Hillary Rodham Clinton is still the 2016 frontrunner, according to a new Quinnipiac poll. The newly ex-secretary of State leads Sen. Rand Paul (R) of Kentucky by eight points, 49 to 41 percent, in survey results. She’s ahead of former Florida GOP Gov. Jeb Bush by 48 to 40 percent.
Meanwhile, Vice President Joe Biden, another possible Democratic contender in 2016, trails possible Republican opponents in the Quinnipiac results. He’s behind Senator Paul by four points, 39 to 43 percent. He lags Mr. Bush by 38 to 44 percent.
But the Quinnipiac numbers aren’t all green lights and roses for Mrs. Clinton. They show a big drop in her favorability rating from previous surveys. Back in February, Quinnipiac had her at an all-time favorability high. Sixty-one percent of respondents had a positive opinion of her, with only 34 percent judging her unfavorably. The latest poll shows a drop of nine points, with a positive/negative split of 52 to 40 percent.
It’s possible that her popularity has been hurt by Republican complaints that the Obama administration did not do enough to protect US diplomats in Libya and subsequently misled the public about the nature of the fatal attack on a US building in Benghazi.
“The drop in her favorability is substantial among men, Republicans and independent voters. One reason for her drop may be that 48 percent of voters blame her either a little or a lot for the death of the American ambassador in Benghazi,” said Peter A. Brown, assistant director of the Quinnipiac University Polling Institute, in a statement.
It’s important to remember that this just one poll, however. And other surveys show a slightly different picture. A Pew survey from earlier this month showed that the public as a whole has paid little attention to the congressional hearings on Benghazi.
“Fewer than half (44%) of Americans say they are following the hearings very or fairly closely, virtually unchanged from late January when Hillary Clinton testified,” concludes a Pew overview of that survey.
And Clinton’s favorability ratings were still quite high in April, according to Gallup data. Gallup had her at a 64 to 31 percent favorable/unfavorable split, giving her much better numbers than her then-boss, President Obama.
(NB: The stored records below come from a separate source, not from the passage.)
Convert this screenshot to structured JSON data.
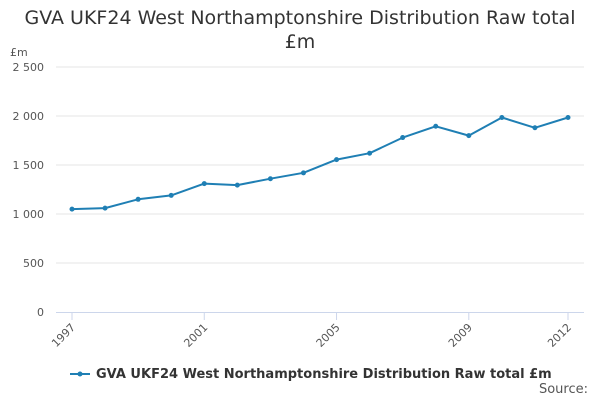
{
  "chart_data": {
    "type": "line",
    "title": "GVA UKF24 West Northamptonshire Distribution Raw total £m",
    "unit_label": "£m",
    "xlabel": "",
    "ylabel": "",
    "x": [
      1997,
      1998,
      1999,
      2000,
      2001,
      2002,
      2003,
      2004,
      2005,
      2006,
      2007,
      2008,
      2009,
      2010,
      2011,
      2012
    ],
    "x_tick_labels": [
      "1997",
      "2001",
      "2005",
      "2009",
      "2012"
    ],
    "x_tick_values": [
      1997,
      2001,
      2005,
      2009,
      2012
    ],
    "y_tick_labels": [
      "0",
      "500",
      "1 000",
      "1 500",
      "2 000",
      "2 500"
    ],
    "y_tick_values": [
      0,
      500,
      1000,
      1500,
      2000,
      2500
    ],
    "xlim": [
      1997,
      2012
    ],
    "ylim": [
      0,
      2500
    ],
    "grid": true,
    "legend_position": "bottom-left",
    "series": [
      {
        "name": "GVA UKF24 West Northamptonshire Distribution Raw total £m",
        "color": "#1f7fb4",
        "values": [
          1050,
          1060,
          1150,
          1190,
          1310,
          1295,
          1360,
          1420,
          1555,
          1620,
          1780,
          1895,
          1800,
          1985,
          1880,
          1985
        ]
      }
    ]
  },
  "source_label": "Source:"
}
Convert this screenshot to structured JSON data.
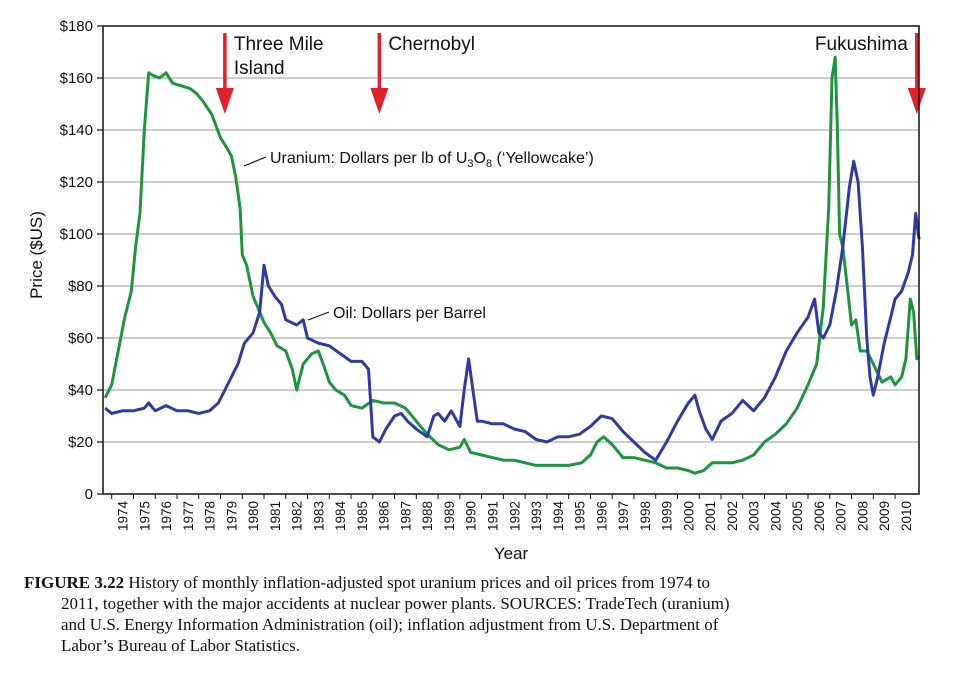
{
  "chart_data": {
    "type": "line",
    "xlabel": "Year",
    "ylabel": "Price ($US)",
    "xlim": [
      1973.6,
      2011.1
    ],
    "ylim": [
      0,
      180
    ],
    "y_ticks": [
      {
        "value": 0,
        "label": "0"
      },
      {
        "value": 20,
        "label": "$20"
      },
      {
        "value": 40,
        "label": "$40"
      },
      {
        "value": 60,
        "label": "$60"
      },
      {
        "value": 80,
        "label": "$80"
      },
      {
        "value": 100,
        "label": "$100"
      },
      {
        "value": 120,
        "label": "$120"
      },
      {
        "value": 140,
        "label": "$140"
      },
      {
        "value": 160,
        "label": "$160"
      },
      {
        "value": 180,
        "label": "$180"
      }
    ],
    "x_ticks": [
      "1974",
      "1975",
      "1976",
      "1977",
      "1978",
      "1979",
      "1980",
      "1981",
      "1982",
      "1983",
      "1984",
      "1985",
      "1986",
      "1987",
      "1988",
      "1989",
      "1990",
      "1991",
      "1992",
      "1993",
      "1994",
      "1995",
      "1996",
      "1997",
      "1998",
      "1999",
      "2000",
      "2001",
      "2002",
      "2003",
      "2004",
      "2005",
      "2006",
      "2007",
      "2008",
      "2009",
      "2010"
    ],
    "grid": true,
    "series": [
      {
        "name": "Uranium: Dollars per lb of U3O8 ('Yellowcake')",
        "color": "#1e9440",
        "points": [
          [
            1973.7,
            37
          ],
          [
            1974.0,
            42
          ],
          [
            1974.3,
            55
          ],
          [
            1974.6,
            68
          ],
          [
            1974.9,
            78
          ],
          [
            1975.1,
            95
          ],
          [
            1975.3,
            108
          ],
          [
            1975.5,
            140
          ],
          [
            1975.7,
            162
          ],
          [
            1975.9,
            161
          ],
          [
            1976.2,
            160
          ],
          [
            1976.5,
            162
          ],
          [
            1976.8,
            158
          ],
          [
            1977.2,
            157
          ],
          [
            1977.6,
            156
          ],
          [
            1977.9,
            154
          ],
          [
            1978.2,
            151
          ],
          [
            1978.6,
            146
          ],
          [
            1979.0,
            137
          ],
          [
            1979.3,
            133
          ],
          [
            1979.5,
            130
          ],
          [
            1979.7,
            122
          ],
          [
            1979.9,
            110
          ],
          [
            1980.0,
            92
          ],
          [
            1980.2,
            88
          ],
          [
            1980.5,
            76
          ],
          [
            1980.8,
            70
          ],
          [
            1981.0,
            66
          ],
          [
            1981.3,
            62
          ],
          [
            1981.6,
            57
          ],
          [
            1982.0,
            55
          ],
          [
            1982.3,
            48
          ],
          [
            1982.5,
            40
          ],
          [
            1982.8,
            50
          ],
          [
            1983.2,
            54
          ],
          [
            1983.5,
            55
          ],
          [
            1983.8,
            48
          ],
          [
            1984.0,
            43
          ],
          [
            1984.3,
            40
          ],
          [
            1984.7,
            38
          ],
          [
            1985.0,
            34
          ],
          [
            1985.5,
            33
          ],
          [
            1986.0,
            36
          ],
          [
            1986.5,
            35
          ],
          [
            1987.0,
            35
          ],
          [
            1987.5,
            33
          ],
          [
            1988.0,
            28
          ],
          [
            1988.5,
            23
          ],
          [
            1989.0,
            19
          ],
          [
            1989.5,
            17
          ],
          [
            1990.0,
            18
          ],
          [
            1990.2,
            21
          ],
          [
            1990.5,
            16
          ],
          [
            1991.0,
            15
          ],
          [
            1991.5,
            14
          ],
          [
            1992.0,
            13
          ],
          [
            1992.5,
            13
          ],
          [
            1993.0,
            12
          ],
          [
            1993.5,
            11
          ],
          [
            1994.0,
            11
          ],
          [
            1995.0,
            11
          ],
          [
            1995.6,
            12
          ],
          [
            1996.0,
            15
          ],
          [
            1996.3,
            20
          ],
          [
            1996.6,
            22
          ],
          [
            1997.0,
            19
          ],
          [
            1997.5,
            14
          ],
          [
            1998.0,
            14
          ],
          [
            1998.5,
            13
          ],
          [
            1999.0,
            12
          ],
          [
            1999.5,
            10
          ],
          [
            2000.0,
            10
          ],
          [
            2000.5,
            9
          ],
          [
            2000.8,
            8
          ],
          [
            2001.2,
            9
          ],
          [
            2001.6,
            12
          ],
          [
            2002.0,
            12
          ],
          [
            2002.5,
            12
          ],
          [
            2003.0,
            13
          ],
          [
            2003.5,
            15
          ],
          [
            2004.0,
            20
          ],
          [
            2004.5,
            23
          ],
          [
            2005.0,
            27
          ],
          [
            2005.5,
            33
          ],
          [
            2006.0,
            42
          ],
          [
            2006.4,
            50
          ],
          [
            2006.7,
            72
          ],
          [
            2006.95,
            110
          ],
          [
            2007.1,
            160
          ],
          [
            2007.25,
            168
          ],
          [
            2007.35,
            140
          ],
          [
            2007.45,
            100
          ],
          [
            2007.6,
            95
          ],
          [
            2007.8,
            80
          ],
          [
            2008.0,
            65
          ],
          [
            2008.2,
            67
          ],
          [
            2008.4,
            55
          ],
          [
            2008.7,
            55
          ],
          [
            2009.0,
            50
          ],
          [
            2009.4,
            43
          ],
          [
            2009.8,
            45
          ],
          [
            2010.0,
            42
          ],
          [
            2010.3,
            45
          ],
          [
            2010.5,
            52
          ],
          [
            2010.7,
            75
          ],
          [
            2010.85,
            70
          ],
          [
            2011.0,
            52
          ],
          [
            2011.1,
            53
          ]
        ]
      },
      {
        "name": "Oil: Dollars per Barrel",
        "color": "#2e3ba0",
        "points": [
          [
            1973.7,
            33
          ],
          [
            1974.0,
            31
          ],
          [
            1974.5,
            32
          ],
          [
            1975.0,
            32
          ],
          [
            1975.5,
            33
          ],
          [
            1975.7,
            35
          ],
          [
            1976.0,
            32
          ],
          [
            1976.5,
            34
          ],
          [
            1977.0,
            32
          ],
          [
            1977.5,
            32
          ],
          [
            1978.0,
            31
          ],
          [
            1978.5,
            32
          ],
          [
            1978.9,
            35
          ],
          [
            1979.2,
            40
          ],
          [
            1979.5,
            45
          ],
          [
            1979.8,
            50
          ],
          [
            1980.1,
            58
          ],
          [
            1980.5,
            62
          ],
          [
            1980.8,
            70
          ],
          [
            1981.0,
            88
          ],
          [
            1981.2,
            80
          ],
          [
            1981.5,
            76
          ],
          [
            1981.8,
            73
          ],
          [
            1982.0,
            67
          ],
          [
            1982.5,
            65
          ],
          [
            1982.8,
            67
          ],
          [
            1983.0,
            60
          ],
          [
            1983.5,
            58
          ],
          [
            1984.0,
            57
          ],
          [
            1984.5,
            54
          ],
          [
            1985.0,
            51
          ],
          [
            1985.5,
            51
          ],
          [
            1985.8,
            48
          ],
          [
            1986.0,
            22
          ],
          [
            1986.3,
            20
          ],
          [
            1986.6,
            25
          ],
          [
            1987.0,
            30
          ],
          [
            1987.3,
            31
          ],
          [
            1987.6,
            28
          ],
          [
            1988.0,
            25
          ],
          [
            1988.5,
            22
          ],
          [
            1988.8,
            30
          ],
          [
            1989.0,
            31
          ],
          [
            1989.3,
            28
          ],
          [
            1989.6,
            32
          ],
          [
            1990.0,
            26
          ],
          [
            1990.2,
            40
          ],
          [
            1990.4,
            52
          ],
          [
            1990.6,
            40
          ],
          [
            1990.8,
            28
          ],
          [
            1991.0,
            28
          ],
          [
            1991.5,
            27
          ],
          [
            1992.0,
            27
          ],
          [
            1992.5,
            25
          ],
          [
            1993.0,
            24
          ],
          [
            1993.5,
            21
          ],
          [
            1994.0,
            20
          ],
          [
            1994.5,
            22
          ],
          [
            1995.0,
            22
          ],
          [
            1995.5,
            23
          ],
          [
            1996.0,
            26
          ],
          [
            1996.5,
            30
          ],
          [
            1997.0,
            29
          ],
          [
            1997.5,
            24
          ],
          [
            1998.0,
            20
          ],
          [
            1998.5,
            16
          ],
          [
            1999.0,
            13
          ],
          [
            1999.5,
            20
          ],
          [
            2000.0,
            28
          ],
          [
            2000.5,
            35
          ],
          [
            2000.8,
            38
          ],
          [
            2001.0,
            32
          ],
          [
            2001.3,
            25
          ],
          [
            2001.6,
            21
          ],
          [
            2002.0,
            28
          ],
          [
            2002.5,
            31
          ],
          [
            2003.0,
            36
          ],
          [
            2003.5,
            32
          ],
          [
            2004.0,
            37
          ],
          [
            2004.5,
            45
          ],
          [
            2005.0,
            55
          ],
          [
            2005.5,
            62
          ],
          [
            2006.0,
            68
          ],
          [
            2006.3,
            75
          ],
          [
            2006.5,
            62
          ],
          [
            2006.7,
            60
          ],
          [
            2007.0,
            65
          ],
          [
            2007.3,
            78
          ],
          [
            2007.6,
            95
          ],
          [
            2007.9,
            118
          ],
          [
            2008.1,
            128
          ],
          [
            2008.3,
            120
          ],
          [
            2008.5,
            95
          ],
          [
            2008.7,
            60
          ],
          [
            2008.85,
            45
          ],
          [
            2009.0,
            38
          ],
          [
            2009.2,
            45
          ],
          [
            2009.5,
            58
          ],
          [
            2009.8,
            68
          ],
          [
            2010.0,
            75
          ],
          [
            2010.3,
            78
          ],
          [
            2010.6,
            85
          ],
          [
            2010.8,
            92
          ],
          [
            2010.95,
            108
          ],
          [
            2011.1,
            98
          ]
        ]
      }
    ],
    "annotations": [
      {
        "text": "Uranium: Dollars per lb of U",
        "sub": "3",
        "text2": "O",
        "sub2": "8",
        "text3": " (‘Yellowcake’)"
      },
      {
        "text": "Oil: Dollars per Barrel"
      }
    ],
    "events": [
      {
        "year": 1979.2,
        "label_lines": [
          "Three Mile",
          "Island"
        ]
      },
      {
        "year": 1986.3,
        "label_lines": [
          "Chernobyl"
        ]
      },
      {
        "year": 2011.0,
        "label_lines": [
          "Fukushima"
        ]
      }
    ],
    "event_color": "#e0202a"
  },
  "caption": {
    "figure_label": "FIGURE 3.22",
    "line1": " History of monthly inflation-adjusted spot uranium prices and oil prices from 1974 to",
    "line2": "2011, together with the major accidents at nuclear power plants. SOURCES: TradeTech (uranium)",
    "line3": "and U.S. Energy Information Administration (oil); inflation adjustment from U.S. Department of",
    "line4": "Labor’s Bureau of Labor Statistics."
  }
}
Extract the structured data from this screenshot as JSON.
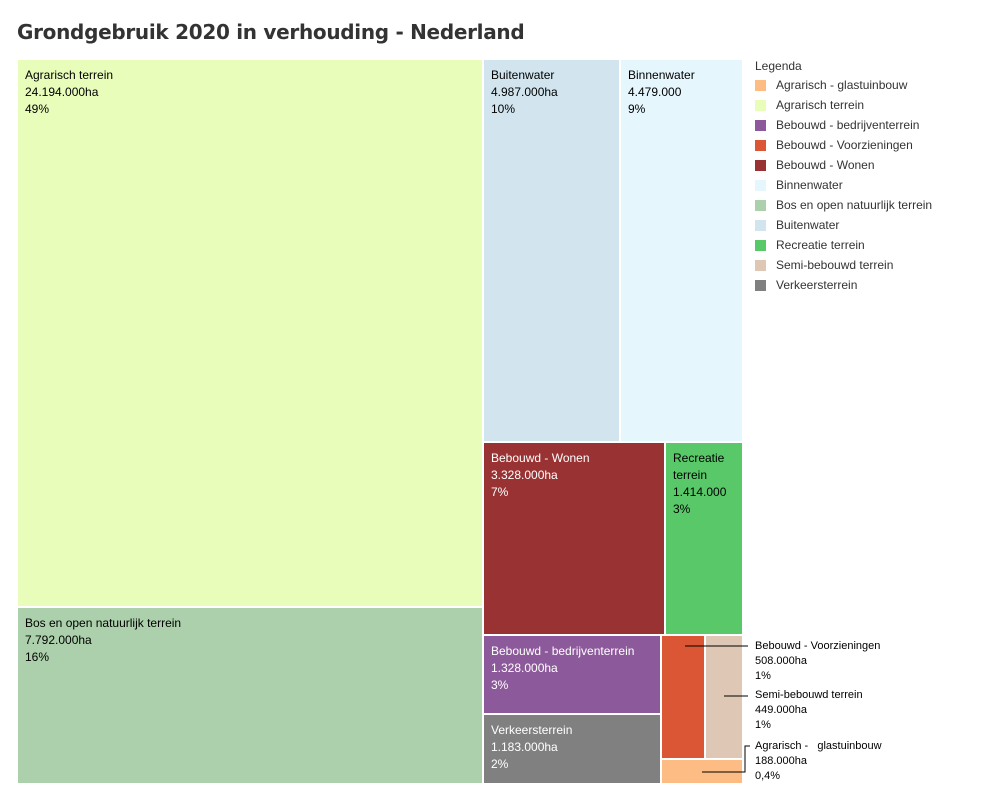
{
  "title": "Grondgebruik 2020 in verhouding - Nederland",
  "chart_data": {
    "type": "treemap",
    "title": "Grondgebruik 2020 in verhouding - Nederland",
    "unit": "ha",
    "items": [
      {
        "name": "Agrarisch terrein",
        "value_label": "24.194.000ha",
        "value": 24194000,
        "percent": "49%",
        "color": "#e9fdbb"
      },
      {
        "name": "Bos en open natuurlijk terrein",
        "value_label": "7.792.000ha",
        "value": 7792000,
        "percent": "16%",
        "color": "#abd0ab"
      },
      {
        "name": "Buitenwater",
        "value_label": "4.987.000ha",
        "value": 4987000,
        "percent": "10%",
        "color": "#d2e5ef"
      },
      {
        "name": "Binnenwater",
        "value_label": "4.479.000",
        "value": 4479000,
        "percent": "9%",
        "color": "#e6f6fd"
      },
      {
        "name": "Bebouwd - Wonen",
        "value_label": "3.328.000ha",
        "value": 3328000,
        "percent": "7%",
        "color": "#993333"
      },
      {
        "name": "Recreatie terrein",
        "value_label": "1.414.000",
        "value": 1414000,
        "percent": "3%",
        "color": "#59c869"
      },
      {
        "name": "Bebouwd - bedrijventerrein",
        "value_label": "1.328.000ha",
        "value": 1328000,
        "percent": "3%",
        "color": "#8c5a9a"
      },
      {
        "name": "Verkeersterrein",
        "value_label": "1.183.000ha",
        "value": 1183000,
        "percent": "2%",
        "color": "#808080"
      },
      {
        "name": "Bebouwd - Voorzieningen",
        "value_label": "508.000ha",
        "value": 508000,
        "percent": "1%",
        "color": "#db5634"
      },
      {
        "name": "Semi-bebouwd terrein",
        "value_label": "449.000ha",
        "value": 449000,
        "percent": "1%",
        "color": "#dec8b5"
      },
      {
        "name": "Agrarisch -   glastuinbouw",
        "value_label": "188.000ha",
        "value": 188000,
        "percent": "0,4%",
        "color": "#fcbc84"
      }
    ],
    "legend": {
      "title": "Legenda",
      "position": "right",
      "entries": [
        {
          "label": "Agrarisch - glastuinbouw",
          "color": "#fcbc84"
        },
        {
          "label": "Agrarisch terrein",
          "color": "#e9fdbb"
        },
        {
          "label": "Bebouwd - bedrijventerrein",
          "color": "#8c5a9a"
        },
        {
          "label": "Bebouwd - Voorzieningen",
          "color": "#db5634"
        },
        {
          "label": "Bebouwd - Wonen",
          "color": "#993333"
        },
        {
          "label": "Binnenwater",
          "color": "#e6f6fd"
        },
        {
          "label": "Bos en open natuurlijk terrein",
          "color": "#abd0ab"
        },
        {
          "label": "Buitenwater",
          "color": "#d2e5ef"
        },
        {
          "label": "Recreatie terrein",
          "color": "#59c869"
        },
        {
          "label": "Semi-bebouwd terrein",
          "color": "#dec8b5"
        },
        {
          "label": "Verkeersterrein",
          "color": "#808080"
        }
      ]
    }
  }
}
An alternative explanation for her poorer showing in the Quinnipiac poll is partisanship. The numbers show that some self-identified Republicans who had backed Clinton are drifting home to candidates of their own party, note Mark Murray, Domenico Montanaro, and Brooke Brower on NBC’s First Read blog.
The NBC trio notes that Clinton has also lost some support among independents. But with women voters she leads both Paul and Bush by some 20 percentage points, while trailing among male voters by single digits.
“If she runs and if that gender gap persists, she’d be VERY DIFFICULT to beat,” according to First Read.
Then there’s this final caveat: Don’t take all these numbers too seriously. It’s early yet, so early that 2016 presidential polls may be more entertainment than useful indictors.
At this point in the cycle, polls in 2008 also showed Hillary Clinton the presidential leader, points out University of Virginia political scientist Larry Sabato. In 2000, they pointed to Al Gore. In 1988, Teddy Kennedy or Gary Hart seemed the likely victor.
“Have a good laugh reading polls on ’16 Prez. AT THIS TIME in cycle polls got every open contest wrong 1960-08,” Sabato tweeted on Thursday.